The combination of ISH with immunohistochemistry allows the simultaneous detection of nucleic acids and proteins. This approach has been successfully used in a variety of settings. ISH for the detection of DNA requires heat denaturation of tissue and probe DNA which may destroy antigens. Similarly, the prehy-bridisation treatment and the formamide used in many ISH protocols (DNA or RNA) may interfere with subsequent antigen detection. Also, dextran sulphate, which is a constituent of hybridisation mixtures in most published protocols, can bind to proteins and impair their antigenic properties. Therefore, it is usually recommended to perform immunohistology before ISH (Herbst et al., 1992; Niedobitek et al., 1997a; Roberts et al., 1989; Van der Loos et al., 1989). However, methods performing ISH prior to immunohistology have been described for some stable antigens (Wolber and Lloyd, 1988). When immunohistochemistry is conducted prior to ISH, RNase inhibitors must be added to antibodies and other solutions to prevent RNA degradation. Heparin, placental RNase inhibitor and yeast tRNA are useful to block RNase (Hofler et al., 1987). Also, low concentrations of diethylpyrocarbonate (DEPC) may be used, but high DEPC concentrations can also degrade immunoglobulins and antigens. However, in spite of all precautions, RNA degradation will occur to some extent during immunohistology. Therefore, control slides hybridised to the probe without previous immunohistology should be included to assess RNA loss and avoid erroneous evaluation.

Immunohistochemistry can be readily combined with ISH employing either radioactive or non-radioactive probes and various immunohistochemical detection systems. Use of radioactive probes is advantageous in some settings. The detection of radiolabelled probe requires only dipping of slides into a nuclear track emulsion. By eliminating the immunohistochemical detection reagents necessary for immunoenzymatic probe detection, there is no risk of cross-reactivity of any reagents. However, in some situations it may be more appropriate to use non-radioactive instead of radioactive ISH. The tissue resolution usually is better when enzymatic procedures are used for the demonstration of bound probe. Also, overexposure of radiolabelled probes may result in an intense signal leading to saturation of the emulsion which may hide the underlying immunohistochemical staining product.

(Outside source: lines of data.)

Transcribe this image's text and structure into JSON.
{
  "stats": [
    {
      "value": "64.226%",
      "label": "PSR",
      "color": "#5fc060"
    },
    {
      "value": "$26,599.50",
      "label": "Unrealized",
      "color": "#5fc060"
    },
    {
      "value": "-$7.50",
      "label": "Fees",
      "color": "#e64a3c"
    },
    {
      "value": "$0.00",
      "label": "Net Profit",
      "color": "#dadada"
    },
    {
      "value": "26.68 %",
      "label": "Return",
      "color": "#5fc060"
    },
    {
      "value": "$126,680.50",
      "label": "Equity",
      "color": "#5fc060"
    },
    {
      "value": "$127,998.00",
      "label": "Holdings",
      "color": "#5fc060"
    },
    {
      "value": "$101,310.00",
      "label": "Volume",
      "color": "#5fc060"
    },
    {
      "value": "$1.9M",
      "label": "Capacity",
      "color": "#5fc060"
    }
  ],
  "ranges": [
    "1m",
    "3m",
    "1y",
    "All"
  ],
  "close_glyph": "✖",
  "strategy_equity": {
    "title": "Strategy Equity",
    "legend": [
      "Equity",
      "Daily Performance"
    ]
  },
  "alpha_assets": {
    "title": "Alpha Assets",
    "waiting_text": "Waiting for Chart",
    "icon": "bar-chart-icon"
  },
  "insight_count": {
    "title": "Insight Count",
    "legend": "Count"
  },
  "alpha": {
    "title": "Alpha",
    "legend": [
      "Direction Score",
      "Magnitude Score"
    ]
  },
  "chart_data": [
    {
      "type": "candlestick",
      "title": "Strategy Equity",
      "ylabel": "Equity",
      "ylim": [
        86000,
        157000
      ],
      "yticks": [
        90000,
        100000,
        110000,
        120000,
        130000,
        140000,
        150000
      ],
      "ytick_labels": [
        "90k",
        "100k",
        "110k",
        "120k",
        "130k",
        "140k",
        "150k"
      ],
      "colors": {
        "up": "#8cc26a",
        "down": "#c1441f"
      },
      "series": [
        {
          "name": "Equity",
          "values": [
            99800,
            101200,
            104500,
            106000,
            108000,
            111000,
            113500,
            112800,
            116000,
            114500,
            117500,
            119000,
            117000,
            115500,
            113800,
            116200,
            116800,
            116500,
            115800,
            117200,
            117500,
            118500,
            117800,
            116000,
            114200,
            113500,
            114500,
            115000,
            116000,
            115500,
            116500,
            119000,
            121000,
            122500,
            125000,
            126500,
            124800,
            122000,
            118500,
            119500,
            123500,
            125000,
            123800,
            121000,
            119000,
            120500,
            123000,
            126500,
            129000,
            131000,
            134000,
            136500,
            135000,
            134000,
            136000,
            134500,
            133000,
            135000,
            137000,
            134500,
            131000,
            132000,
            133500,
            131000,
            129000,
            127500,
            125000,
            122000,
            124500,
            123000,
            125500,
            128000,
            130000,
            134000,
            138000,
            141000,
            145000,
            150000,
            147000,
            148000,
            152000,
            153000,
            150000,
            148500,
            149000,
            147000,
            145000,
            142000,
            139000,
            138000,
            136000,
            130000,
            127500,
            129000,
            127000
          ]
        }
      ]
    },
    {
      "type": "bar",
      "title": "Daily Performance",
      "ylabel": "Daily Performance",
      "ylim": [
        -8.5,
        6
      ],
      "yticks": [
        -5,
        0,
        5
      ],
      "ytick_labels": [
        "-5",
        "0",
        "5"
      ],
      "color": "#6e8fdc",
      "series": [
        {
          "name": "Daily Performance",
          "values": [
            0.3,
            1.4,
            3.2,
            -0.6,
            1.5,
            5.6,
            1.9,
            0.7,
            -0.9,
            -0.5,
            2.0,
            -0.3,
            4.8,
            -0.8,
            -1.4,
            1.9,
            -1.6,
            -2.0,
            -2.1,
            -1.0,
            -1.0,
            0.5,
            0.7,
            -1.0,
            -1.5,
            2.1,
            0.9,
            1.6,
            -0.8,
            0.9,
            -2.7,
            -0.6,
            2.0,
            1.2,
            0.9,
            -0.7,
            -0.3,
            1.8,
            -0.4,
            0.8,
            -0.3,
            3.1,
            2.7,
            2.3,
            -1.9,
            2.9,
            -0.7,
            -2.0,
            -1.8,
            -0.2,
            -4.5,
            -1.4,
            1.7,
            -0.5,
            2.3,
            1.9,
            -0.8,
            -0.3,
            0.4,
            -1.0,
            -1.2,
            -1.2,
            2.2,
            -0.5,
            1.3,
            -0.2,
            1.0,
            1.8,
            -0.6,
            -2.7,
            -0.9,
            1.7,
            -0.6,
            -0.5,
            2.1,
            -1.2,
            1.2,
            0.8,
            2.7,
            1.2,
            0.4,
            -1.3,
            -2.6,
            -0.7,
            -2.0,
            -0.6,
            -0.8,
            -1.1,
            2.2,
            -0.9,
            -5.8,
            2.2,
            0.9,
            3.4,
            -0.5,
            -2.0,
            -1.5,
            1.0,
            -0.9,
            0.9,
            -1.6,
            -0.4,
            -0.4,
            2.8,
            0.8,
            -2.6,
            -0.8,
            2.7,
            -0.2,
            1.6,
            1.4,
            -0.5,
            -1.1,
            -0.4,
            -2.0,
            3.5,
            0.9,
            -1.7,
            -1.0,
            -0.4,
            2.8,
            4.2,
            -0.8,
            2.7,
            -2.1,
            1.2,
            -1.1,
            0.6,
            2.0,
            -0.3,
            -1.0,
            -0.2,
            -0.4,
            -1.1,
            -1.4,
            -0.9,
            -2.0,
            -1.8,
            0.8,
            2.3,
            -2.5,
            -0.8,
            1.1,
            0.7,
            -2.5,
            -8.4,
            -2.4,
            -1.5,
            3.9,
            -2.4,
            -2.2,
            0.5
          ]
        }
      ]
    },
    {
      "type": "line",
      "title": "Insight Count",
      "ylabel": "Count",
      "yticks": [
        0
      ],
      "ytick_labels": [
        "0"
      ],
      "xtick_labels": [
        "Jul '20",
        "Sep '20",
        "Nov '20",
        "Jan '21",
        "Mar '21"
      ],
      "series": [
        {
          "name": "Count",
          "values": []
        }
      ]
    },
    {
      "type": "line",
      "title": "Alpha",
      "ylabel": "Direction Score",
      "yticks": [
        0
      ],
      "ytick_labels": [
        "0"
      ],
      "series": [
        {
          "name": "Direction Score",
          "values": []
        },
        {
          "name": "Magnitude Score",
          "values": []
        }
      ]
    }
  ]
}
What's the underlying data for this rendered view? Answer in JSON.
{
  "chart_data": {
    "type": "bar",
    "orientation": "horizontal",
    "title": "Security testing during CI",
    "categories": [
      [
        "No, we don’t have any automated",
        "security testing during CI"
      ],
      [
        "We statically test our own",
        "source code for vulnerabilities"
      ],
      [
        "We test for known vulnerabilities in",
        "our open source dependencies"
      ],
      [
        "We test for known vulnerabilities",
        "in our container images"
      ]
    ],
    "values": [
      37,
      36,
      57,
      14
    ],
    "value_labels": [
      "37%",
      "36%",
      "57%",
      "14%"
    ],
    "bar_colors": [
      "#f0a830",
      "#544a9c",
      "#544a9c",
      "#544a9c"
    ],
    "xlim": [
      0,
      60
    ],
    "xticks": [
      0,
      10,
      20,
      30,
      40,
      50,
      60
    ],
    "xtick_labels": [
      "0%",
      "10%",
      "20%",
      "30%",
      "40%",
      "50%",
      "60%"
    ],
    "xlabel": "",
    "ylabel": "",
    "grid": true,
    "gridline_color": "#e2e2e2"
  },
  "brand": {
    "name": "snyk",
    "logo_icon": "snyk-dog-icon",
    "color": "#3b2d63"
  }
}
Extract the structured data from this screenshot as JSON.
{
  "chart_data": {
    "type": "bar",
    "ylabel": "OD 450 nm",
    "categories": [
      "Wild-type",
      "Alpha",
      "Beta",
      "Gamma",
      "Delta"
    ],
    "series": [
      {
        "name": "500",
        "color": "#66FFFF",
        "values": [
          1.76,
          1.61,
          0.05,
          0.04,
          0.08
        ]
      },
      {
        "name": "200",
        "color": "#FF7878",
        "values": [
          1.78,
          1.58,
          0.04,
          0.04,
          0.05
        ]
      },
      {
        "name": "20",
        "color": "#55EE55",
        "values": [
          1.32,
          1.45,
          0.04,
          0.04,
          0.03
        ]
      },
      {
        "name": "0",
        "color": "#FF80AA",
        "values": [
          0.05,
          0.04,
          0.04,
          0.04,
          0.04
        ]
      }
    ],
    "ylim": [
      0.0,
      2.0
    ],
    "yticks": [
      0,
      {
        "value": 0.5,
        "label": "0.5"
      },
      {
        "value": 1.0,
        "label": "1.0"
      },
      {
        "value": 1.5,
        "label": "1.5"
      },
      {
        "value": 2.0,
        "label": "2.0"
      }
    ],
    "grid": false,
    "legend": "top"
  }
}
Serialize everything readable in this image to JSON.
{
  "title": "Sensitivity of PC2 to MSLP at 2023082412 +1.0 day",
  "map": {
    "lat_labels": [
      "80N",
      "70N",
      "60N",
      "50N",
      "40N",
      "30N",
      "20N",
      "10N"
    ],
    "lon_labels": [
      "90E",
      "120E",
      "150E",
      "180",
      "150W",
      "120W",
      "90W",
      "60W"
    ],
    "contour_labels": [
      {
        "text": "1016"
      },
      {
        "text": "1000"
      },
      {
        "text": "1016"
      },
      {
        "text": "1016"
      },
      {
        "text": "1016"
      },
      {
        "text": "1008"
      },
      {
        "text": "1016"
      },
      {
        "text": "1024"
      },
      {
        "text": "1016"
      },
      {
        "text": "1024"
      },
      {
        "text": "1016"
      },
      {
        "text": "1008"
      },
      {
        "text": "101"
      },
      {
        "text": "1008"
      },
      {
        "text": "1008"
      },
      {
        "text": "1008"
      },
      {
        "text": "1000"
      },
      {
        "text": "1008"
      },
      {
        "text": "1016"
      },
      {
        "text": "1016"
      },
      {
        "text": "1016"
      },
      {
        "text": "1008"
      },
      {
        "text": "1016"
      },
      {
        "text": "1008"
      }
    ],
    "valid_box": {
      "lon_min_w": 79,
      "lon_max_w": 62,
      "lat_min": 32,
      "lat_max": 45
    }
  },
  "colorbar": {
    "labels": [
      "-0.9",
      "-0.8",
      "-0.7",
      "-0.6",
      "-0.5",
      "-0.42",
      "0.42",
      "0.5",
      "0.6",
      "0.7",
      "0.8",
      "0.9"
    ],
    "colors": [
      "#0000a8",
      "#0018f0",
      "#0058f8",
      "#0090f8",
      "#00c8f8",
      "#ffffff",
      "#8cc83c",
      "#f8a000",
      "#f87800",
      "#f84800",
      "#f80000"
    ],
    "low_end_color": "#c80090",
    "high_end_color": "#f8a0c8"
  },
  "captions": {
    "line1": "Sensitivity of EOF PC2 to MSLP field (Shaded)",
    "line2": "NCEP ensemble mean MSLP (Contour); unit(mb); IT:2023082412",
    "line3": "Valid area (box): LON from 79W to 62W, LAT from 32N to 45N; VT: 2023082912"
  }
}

Immunohistochemistry on frozen or paraffin sections as well as on cytological preparations is performed as required for the respective antibody. After completion of immunohistology, including enzymatic development of the reaction, a proteolytic treatment may be required to unmask the target nucleic acid. Treatment of sections with a 3M KCl solution in addition to the proteolytic digestion has proved helpful in our hands (Niedobitek and Herbst, 1991). Some attention has to be given to the choice of enzymes and chromogens. If both immunohis-tology and ISH are developed by enzymatic procedures, then chromogens have to be chosen to give good contrast. Diaminobenzidine (DAB) for peroxidase and new fuchsin or Fast Red for alkaline phosphatase result in stable precipitates still clearly visible even after photographic development of radioactive ISH. Nitro blue tetrazolium (NBT) results in a dark blue to brown precipitate which contrasts well with the red colour of new fuchsin or Fast Red. It is important to bear in mind that some of these chromogens are not alcohol resistant. This may make modifications of the ISH protocol necessary.

When setting up double staining experiments using two immunoenzymatic detection systems, it is important to chose reagents so as to avoid cross reactivities. Using DAB as the chromogen for the first step is advantageous since the reaction product will mask all underlying antibody reagents thus reducing the risk of cross reactivity. Double staining using two alkaline phosphatase-based detection systems is possible but must be carefully controlled to exclude that the alkaline phosphatase used to detect the first reaction is still reactive in the second step. In our experience this is never entirely possible. Of course, detection systems employing two different fluorochromes may also be employed (Zaidi et al.,


2000). Double-labelling techniques can also be applied to the simultaneous detection of two different nucleic acids. In this setting, usually one radioactively labelled probe is combined with one non-radioactive probe. Both probes are hybridised simultaneously. The non-radioactive probe is detected by immu-noenzymatic techniques including colour development followed by dipping into nuclear track emulsion. Finally, it is possible to perform double-labelling ISH using probes labelled with 3H and 35S or 33P (Salin et al., 2000). However, discrimination of the signals generated by these probes requires sophisticated technical equipment which is not widely available (Salin et al., 2000).